Wednesday, April 17, 2024

ARGENTINA | 07-12-2023 09:22

Alberto and Cristina, in typical style, bid farewell to government separately

At odds with each other for much of the four years they’ve spent in office, President Alberto Fernández and Vice-President Fernández de Kirchner thanked their co-workers for their efforts separately.

Appropriately enough, President Alberto Fernandez and Vice-President Cristina Fernández de Kirchner bid farewell to government this week prior to Sunday’s inauguration of Javier Milei as head of state.

At odds with each other for much of the four years they’ve spent in office as a presidential duo, the Peronist leaders thanked their collaborators with separate events and messages.

"I leave behind a functioning country," Fernandez said on Wednesday, speaking at a toast with employees on his last day of official business at the official Casa Rosada residence before travelling to a Mercosur summit in Brazil. 

"I leave with the peace of mind that I put in everything to help over this time,," added the president, who was anointed in 2019 by Fernández de Kirchner to head a united Peronist ticket. 

The duo won in the first round of the presidential ballot with 48.2 percent of the vote, but have faced a multitude of problems and have overseen a dramatic economic decline.

In his remarks, Fernández expressed his "enormous regret for not having been able to solve the problem of poverty," which now affects more than 40 percent of the population according to official data. Private estimates put the figure higher. 

In a series of interviews following Milei's election in the November run-off, Fernández has publicly aired some of his long-standing disagreements with Fernández de Kirchner.

"She has a way of doing politics that I don't like, which has to do with that personalistic way of doing politics. But I respect her," he said in a recent interview.

Fernández de Kirchner, who served as president from 2007 to 2015, said her own goodbye to workers at the Senate on Tuesday. She heads the upper chamber as vice-president, and hinted that she will continue to be involved in politics. She did not mention Fernández.

"I'm not going anywhere. You know where to find me," said the vice-president, who has been openly critical of Fernández for the last two years at least.

"I'm going to be here, two blocks away at the" Instituto Patria, a research centre of the Kirchnerite faction that answers to her, she added.

Later,  on her TikTok account, she shared a post indicating that she had left a photograph of herself and Diego Maradona hanging in her office. "How young we were. Poor Diego. Eternal," she said.

From December 10, her Senate office will be occupied by another female vice-president, Victoria Villarruel, the former La Libertad Avanza lawmaker who seconded Milei’s ticket. 

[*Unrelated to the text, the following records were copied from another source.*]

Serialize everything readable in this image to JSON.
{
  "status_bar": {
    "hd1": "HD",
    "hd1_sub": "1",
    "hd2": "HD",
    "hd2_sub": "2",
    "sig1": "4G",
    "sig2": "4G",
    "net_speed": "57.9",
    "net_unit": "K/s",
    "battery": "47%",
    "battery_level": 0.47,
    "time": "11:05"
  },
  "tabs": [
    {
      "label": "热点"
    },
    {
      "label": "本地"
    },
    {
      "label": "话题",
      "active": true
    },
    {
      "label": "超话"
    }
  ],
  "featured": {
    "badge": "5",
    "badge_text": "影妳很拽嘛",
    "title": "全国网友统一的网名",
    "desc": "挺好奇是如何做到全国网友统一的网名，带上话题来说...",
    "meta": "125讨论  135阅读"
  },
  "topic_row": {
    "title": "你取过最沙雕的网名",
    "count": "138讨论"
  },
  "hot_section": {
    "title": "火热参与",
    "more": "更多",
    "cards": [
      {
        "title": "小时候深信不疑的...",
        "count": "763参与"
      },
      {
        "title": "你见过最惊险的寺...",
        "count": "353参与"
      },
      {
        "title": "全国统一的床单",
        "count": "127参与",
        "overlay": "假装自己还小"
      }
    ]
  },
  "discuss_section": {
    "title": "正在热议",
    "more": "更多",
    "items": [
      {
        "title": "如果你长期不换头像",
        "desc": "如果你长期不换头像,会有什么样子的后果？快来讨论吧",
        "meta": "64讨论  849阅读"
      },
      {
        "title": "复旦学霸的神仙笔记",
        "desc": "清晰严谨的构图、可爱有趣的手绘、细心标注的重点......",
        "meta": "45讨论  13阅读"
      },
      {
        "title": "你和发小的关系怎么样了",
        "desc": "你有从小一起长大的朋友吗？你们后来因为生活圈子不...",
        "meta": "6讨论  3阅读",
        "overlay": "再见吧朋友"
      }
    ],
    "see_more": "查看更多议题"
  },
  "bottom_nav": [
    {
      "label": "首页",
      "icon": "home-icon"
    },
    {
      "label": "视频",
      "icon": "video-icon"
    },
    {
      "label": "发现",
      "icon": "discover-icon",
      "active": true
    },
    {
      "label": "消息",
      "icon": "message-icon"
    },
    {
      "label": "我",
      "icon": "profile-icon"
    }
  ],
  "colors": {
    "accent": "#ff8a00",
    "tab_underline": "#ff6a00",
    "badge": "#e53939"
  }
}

Fernández de Kirchner, 70, faces a series of court cases, mostly focused on graft and money-laundering investigations. She was sentenced in December 2022 to six years in prison for corruption, a sentence she has appealed and has not been confirmed.

Both Fernández and Fernández de Kirchner were mostly absent from this year’s election campaign, unsurprisingly given the administration’s poor approval ratings. Economy Minister Sergio Massa, running for the ruling coalition against Milei, failed to convince an electorate suffering from 140 percent inflation to give the government another chance.